Some synthetic nano-walkers move on two legs. They are essentially enzymes made of DNA, powered by the catalyst RNA. These nano-walkers tend to be extremely unstable, due to the high levels of Brownian motion at the nano-scale. Other versions with four, and even six, legs have proved more stable, but much slower. In fact, their pace is glacial: A four-legged DNA-based motor would need about 20 years to move one centimeter.
Kevin Yehl, a post-doctoral fellow in the Salaita lab, had the idea of constructing a DNA-based motor using a micron-sized glass sphere. Hundreds of DNA strands, or "legs," are allowed to bind to the sphere. These DNA legs are placed on a glass slide coated with the reactant: RNA.
The DNA legs are drawn to the RNA, but as soon as they set foot on it they destroy it through the activity of an enzyme called RNase H. As the legs bind and then release from the substrate, they guide the sphere along, allowing more of the DNA legs to keep binding and pulling.
"It's called a burnt-bridge mechanism," Salaita explains. "Wherever the DNA legs step, they trample and destroy the reactant. They have to keep moving and step where they haven't stepped in order to find more reactant." The combination of the rolling motion, and the speed of the RNase H enzyme on a substrate, gives the new DNA motor its stability and speed.
"Our DNA-based motor can travel one centimeter in seven days, instead of 20 years, making it 1,000 times faster than the older versions," Salaita says. "In fact, nature's myosin motors are only 10 times faster than ours, and it took them billions of years to evolve."
The researchers demonstrated that their rolling motors can be used to detect a single DNA mutation by measuring particle displacement. They simply glued lenses from two inexpensive laser pointers to the camera of a smart phone to turn the phone into a microscope and capture videos of the particle motion.
"Using a smart phone, we can get a readout for anything that's interfering with the enzyme-substrate reaction, because that will change the speed of the particle," Salaita says. "For instance, we can detect a single mutation in a DNA strand." This simple, low-tech method could come in handy for doing diagnostic sensing of biological samples in the field, or anywhere with limited resources.

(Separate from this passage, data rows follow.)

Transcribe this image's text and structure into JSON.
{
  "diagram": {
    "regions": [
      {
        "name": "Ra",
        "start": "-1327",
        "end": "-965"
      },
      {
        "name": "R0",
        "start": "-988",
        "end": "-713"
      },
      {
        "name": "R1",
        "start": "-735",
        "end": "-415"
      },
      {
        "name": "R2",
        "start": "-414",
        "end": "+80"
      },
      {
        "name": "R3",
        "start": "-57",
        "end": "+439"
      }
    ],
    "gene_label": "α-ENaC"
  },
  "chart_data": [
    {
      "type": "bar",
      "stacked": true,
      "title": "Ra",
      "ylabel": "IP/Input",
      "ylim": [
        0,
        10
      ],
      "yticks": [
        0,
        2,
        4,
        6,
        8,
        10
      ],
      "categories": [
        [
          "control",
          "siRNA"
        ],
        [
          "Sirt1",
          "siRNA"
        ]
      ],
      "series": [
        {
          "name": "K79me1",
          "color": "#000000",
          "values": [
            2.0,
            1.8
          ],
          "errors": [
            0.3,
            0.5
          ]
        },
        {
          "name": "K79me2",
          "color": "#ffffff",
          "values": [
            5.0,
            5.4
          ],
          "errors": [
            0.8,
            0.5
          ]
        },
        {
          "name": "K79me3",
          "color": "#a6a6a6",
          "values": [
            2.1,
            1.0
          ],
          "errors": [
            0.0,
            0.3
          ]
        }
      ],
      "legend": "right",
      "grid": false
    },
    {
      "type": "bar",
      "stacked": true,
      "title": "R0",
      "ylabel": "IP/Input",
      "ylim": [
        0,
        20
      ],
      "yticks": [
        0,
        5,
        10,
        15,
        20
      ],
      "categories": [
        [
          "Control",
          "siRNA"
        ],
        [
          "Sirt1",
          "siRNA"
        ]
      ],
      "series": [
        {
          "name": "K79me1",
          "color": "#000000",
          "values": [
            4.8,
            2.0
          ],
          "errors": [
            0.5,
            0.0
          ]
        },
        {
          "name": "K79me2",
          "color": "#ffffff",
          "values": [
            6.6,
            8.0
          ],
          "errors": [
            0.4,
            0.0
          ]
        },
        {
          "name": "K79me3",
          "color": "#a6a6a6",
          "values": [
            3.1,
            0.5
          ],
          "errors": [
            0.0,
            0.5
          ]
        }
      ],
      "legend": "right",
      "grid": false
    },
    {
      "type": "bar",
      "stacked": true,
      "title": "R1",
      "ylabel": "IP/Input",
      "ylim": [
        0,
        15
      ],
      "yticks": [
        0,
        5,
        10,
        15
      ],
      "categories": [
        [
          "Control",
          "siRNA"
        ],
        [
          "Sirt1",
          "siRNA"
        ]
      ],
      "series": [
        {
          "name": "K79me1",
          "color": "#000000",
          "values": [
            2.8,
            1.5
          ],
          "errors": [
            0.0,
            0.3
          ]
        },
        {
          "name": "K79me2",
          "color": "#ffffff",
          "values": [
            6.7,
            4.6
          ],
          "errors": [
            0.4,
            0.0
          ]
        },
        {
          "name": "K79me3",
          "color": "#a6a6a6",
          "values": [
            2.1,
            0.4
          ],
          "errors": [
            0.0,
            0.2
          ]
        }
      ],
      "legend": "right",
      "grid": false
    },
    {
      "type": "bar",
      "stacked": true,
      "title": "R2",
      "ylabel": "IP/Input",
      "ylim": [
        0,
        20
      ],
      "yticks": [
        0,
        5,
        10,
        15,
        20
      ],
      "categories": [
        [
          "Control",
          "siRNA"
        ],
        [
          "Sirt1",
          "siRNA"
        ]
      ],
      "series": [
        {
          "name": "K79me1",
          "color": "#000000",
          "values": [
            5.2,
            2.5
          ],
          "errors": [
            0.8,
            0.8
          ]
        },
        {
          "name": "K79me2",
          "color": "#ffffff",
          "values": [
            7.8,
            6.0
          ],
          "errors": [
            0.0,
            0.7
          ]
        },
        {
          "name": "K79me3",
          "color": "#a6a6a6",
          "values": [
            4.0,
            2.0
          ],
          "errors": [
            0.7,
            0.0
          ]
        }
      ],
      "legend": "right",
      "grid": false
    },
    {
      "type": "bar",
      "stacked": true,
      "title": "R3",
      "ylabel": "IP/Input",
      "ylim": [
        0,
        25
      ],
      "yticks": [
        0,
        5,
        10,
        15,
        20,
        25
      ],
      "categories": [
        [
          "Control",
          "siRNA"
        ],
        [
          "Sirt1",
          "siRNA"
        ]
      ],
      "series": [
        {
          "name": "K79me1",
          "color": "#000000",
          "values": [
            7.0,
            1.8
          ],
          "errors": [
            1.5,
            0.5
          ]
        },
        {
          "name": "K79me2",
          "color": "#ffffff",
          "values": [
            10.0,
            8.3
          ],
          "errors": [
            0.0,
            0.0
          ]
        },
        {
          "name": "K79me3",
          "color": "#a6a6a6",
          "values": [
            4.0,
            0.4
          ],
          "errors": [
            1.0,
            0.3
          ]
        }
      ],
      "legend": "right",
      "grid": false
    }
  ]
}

The proof that the motors roll came by accident, Salaita adds. During their experiments, two of the glass spheres occasionally became stuck together, or dimerized. Instead of making a wandering trail, they left a pair of straight, parallel tracks across the substrate, like a lawn mower cutting grass.
"It's the first example of a synthetic molecular motor that goes in a straight line without a track or a magnetic field to guide it," Salaita says. In addition to Salaita and Yehl, the co-authors on the Nature Nanotechnology
paper include Emory researchers Skanda Vivek, Yang Liu, Yun Zhang, Megzhen Fan, Eric Weeks and Andrew Mugler (who is now at Purdue University).